En 1969, Tom Søndergaard est le premier danois à porter les couleurs de l’Ajax pour une brève aventure d’une saison. Quelques années plus tard, l’Ajax recrute donc un duo de jeunes danois prometteurs : Frank Arnesen et Søren Lerby. Repérés au Fremad Amager, les deux amis prennent la direction du sud. La proximité culturelle, linguistique et géographique ne sont guère déstabilisantes. Søren naît à Copenhague en 1958. Son père, Kaj, est un ancien joueur de foot passé par le club amateur de Boldklubben 1960 basé dans la capitale et ex-membre de la sélection U21.

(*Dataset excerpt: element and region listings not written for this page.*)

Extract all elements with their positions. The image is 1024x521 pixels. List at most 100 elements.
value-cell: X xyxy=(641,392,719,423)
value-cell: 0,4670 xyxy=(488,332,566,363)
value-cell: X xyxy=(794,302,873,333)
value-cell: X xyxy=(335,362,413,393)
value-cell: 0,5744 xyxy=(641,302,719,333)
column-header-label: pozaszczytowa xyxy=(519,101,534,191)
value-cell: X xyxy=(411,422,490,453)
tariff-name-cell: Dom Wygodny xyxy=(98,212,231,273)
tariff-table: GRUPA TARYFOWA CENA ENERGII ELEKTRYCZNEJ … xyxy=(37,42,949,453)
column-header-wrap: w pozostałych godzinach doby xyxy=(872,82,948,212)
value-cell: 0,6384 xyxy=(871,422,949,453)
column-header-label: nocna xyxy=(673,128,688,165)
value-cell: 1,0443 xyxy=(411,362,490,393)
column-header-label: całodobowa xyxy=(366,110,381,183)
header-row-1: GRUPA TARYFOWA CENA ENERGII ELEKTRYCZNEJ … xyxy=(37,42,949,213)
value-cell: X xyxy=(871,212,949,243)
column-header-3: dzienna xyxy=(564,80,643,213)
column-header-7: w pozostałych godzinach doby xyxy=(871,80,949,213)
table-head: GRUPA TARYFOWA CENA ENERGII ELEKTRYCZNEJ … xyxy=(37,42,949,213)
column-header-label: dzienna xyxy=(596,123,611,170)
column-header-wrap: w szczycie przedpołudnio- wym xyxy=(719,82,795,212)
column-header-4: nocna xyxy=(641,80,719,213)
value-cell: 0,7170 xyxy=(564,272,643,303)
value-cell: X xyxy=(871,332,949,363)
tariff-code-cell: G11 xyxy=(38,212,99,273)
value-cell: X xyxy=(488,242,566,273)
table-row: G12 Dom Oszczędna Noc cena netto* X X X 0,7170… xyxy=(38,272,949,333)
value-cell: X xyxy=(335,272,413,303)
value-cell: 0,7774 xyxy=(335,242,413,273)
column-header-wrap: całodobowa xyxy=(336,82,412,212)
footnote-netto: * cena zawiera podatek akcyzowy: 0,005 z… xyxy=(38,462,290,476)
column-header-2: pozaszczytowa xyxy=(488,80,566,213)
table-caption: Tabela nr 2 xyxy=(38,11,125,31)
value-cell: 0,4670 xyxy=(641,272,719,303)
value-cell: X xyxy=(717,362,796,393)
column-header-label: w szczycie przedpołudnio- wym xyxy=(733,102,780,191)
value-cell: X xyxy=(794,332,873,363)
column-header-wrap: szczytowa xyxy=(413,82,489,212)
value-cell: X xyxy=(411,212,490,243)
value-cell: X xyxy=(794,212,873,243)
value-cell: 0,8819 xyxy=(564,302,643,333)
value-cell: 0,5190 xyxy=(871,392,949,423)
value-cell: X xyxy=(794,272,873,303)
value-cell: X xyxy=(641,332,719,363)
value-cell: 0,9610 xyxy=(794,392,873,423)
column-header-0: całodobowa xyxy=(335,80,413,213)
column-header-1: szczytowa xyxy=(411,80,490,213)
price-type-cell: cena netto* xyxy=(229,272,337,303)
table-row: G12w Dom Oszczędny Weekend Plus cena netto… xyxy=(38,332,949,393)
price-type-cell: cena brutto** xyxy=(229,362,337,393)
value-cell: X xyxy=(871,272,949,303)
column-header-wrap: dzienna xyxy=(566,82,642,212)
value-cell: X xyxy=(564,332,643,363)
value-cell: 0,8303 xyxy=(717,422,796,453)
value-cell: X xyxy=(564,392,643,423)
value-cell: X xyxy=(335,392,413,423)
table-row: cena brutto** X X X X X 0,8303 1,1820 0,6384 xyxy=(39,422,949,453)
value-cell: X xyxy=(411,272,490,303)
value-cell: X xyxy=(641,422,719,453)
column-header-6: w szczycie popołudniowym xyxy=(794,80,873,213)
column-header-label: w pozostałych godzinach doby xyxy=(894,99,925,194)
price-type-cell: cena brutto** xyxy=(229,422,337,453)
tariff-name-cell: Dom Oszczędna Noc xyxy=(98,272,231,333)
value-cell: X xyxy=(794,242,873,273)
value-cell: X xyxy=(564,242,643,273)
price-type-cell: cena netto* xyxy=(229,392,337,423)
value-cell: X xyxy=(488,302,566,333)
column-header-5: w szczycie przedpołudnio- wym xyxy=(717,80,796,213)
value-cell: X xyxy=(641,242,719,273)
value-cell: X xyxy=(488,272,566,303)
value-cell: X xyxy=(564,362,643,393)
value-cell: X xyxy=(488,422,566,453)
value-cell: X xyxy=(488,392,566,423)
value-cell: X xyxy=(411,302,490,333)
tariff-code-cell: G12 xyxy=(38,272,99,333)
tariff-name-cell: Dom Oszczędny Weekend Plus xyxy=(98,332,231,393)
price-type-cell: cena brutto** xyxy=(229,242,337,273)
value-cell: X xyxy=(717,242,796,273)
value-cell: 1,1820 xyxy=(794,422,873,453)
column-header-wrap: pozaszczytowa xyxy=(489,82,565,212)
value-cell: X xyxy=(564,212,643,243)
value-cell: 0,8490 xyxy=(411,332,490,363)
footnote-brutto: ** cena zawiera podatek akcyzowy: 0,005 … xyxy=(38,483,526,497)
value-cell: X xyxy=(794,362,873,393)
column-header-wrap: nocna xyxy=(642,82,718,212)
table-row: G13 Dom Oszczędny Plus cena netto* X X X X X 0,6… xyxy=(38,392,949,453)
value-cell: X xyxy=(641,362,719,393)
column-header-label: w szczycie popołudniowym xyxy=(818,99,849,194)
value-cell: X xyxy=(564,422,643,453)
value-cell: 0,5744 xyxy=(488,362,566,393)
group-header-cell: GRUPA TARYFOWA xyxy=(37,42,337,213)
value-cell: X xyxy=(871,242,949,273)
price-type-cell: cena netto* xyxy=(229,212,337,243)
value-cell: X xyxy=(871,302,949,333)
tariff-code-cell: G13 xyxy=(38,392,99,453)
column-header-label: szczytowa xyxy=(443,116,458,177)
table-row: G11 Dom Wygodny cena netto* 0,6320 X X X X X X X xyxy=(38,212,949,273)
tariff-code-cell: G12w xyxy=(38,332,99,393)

« Ma mère avait une mauvaise vue, donc je jouais toujours sans protège-tibias et avec mes chaussettes baissées pour qu’elle puisse me reconnaître à la télévision » – Søren Lerby

Pendant son enfance, le jeune Lerby joue avec différents clubs de Copenhague : le B 1903, Taastrup IK et donc Fremad Amager. Avec ce dernier club, il débute en senior à l’âge de 16 ans et dispute en Première Division treize matchs pour trois buts. La perspective de passer pro avec le club néerlandais l’amène donc à Amsterdam. En fin d’année 1975, les transferts bouclés et les deux Danois débarquent ensembles dans leur nouvel environnement. Il ne faut pas attendre trop longtemps pour les voir faire leur grand début sous les nouvelles couleurs. Le 11 avril 1976, Lerby ouvre son compteur par une belle victoire (4-1) à domicile contre Go Ahead Eagles. Le premier d’une longue série avec l’Ajax.

Avec l’Ajax

Son arrivée à Amsterdam correspond à la fin du cycle victorieux avec les Cruyff, Haan, Mühren, Neeskens, Suurbier … initié de 1965 à 1971 par Rinus Michels et poursuivi de 1971 à 1973 par Ștefan Kovács. Entre 1965 et 1973, le club rafle la bagatelle de six Eredivisie, quatre KNVB Beker, trois Coupe des Champions, une Super Coupe d’Europe et une Coupe Intercontinentale. C’est le « Football Total ». Après un petit break de trois ans, les Godenzonen avec Lerby récupèrent leur bien en 1977 sous la houlette de Tomislav Ivić. Ses qualités de leader, d’engagement, de lecture du jeu et d’abattage sont très appréciées dans l’entrejeu où son physique (1m84 pour 82 kg) en impose. Si Frank Arnesen est le créateur de cet Ajax, Søren Lerby se sacrifie pour l’équipe. Premier défenseur et premier attaquant, sa polyvalence et sa capacité à renouveler les efforts en font une des pièces maîtresses du dispositif de ces entraîneurs successifs.

Crédit photo : Club Ajax.

« Copenhague et Amsterdam sont des villes comparables, en termes de mentalité. Ouverte et honnête. C’est pourquoi j’ai pu m’adapter rapidement à la vie aux Pays-Bas. » – Søren Lerby

Pendant son séjour amstellodamois, Søren récolte au total cinq titres de champion des Pays-Bas dont deux avec le brassard de capitaine au bras malgré le retour au club de la Légende : Johan Cruyff en novembre 1980. Un autre jeune danois le rejoint à Amsterdam en 1981 : Jesper Olsen. Bien entendu, Søren intègre le Club van 100 de l’Ajax. Ce club regroupe environ 170 joueurs ayant endossé le maillot des Lanciers lors d’une centaine de matches officiels ou plus. Pendant de longues années, le Danois demeure le joueur étranger à avoir disputé le plus de rencontres pour l’Ajax (269). Avant d’être détrôné par son compatriote, Lasse Schöne (287) en 2019. Les bonnes prestations de Lerby tapent dans l’œil du géant allemand : le Bayern Munich à la recherche d’un successeur à Polo Breitner.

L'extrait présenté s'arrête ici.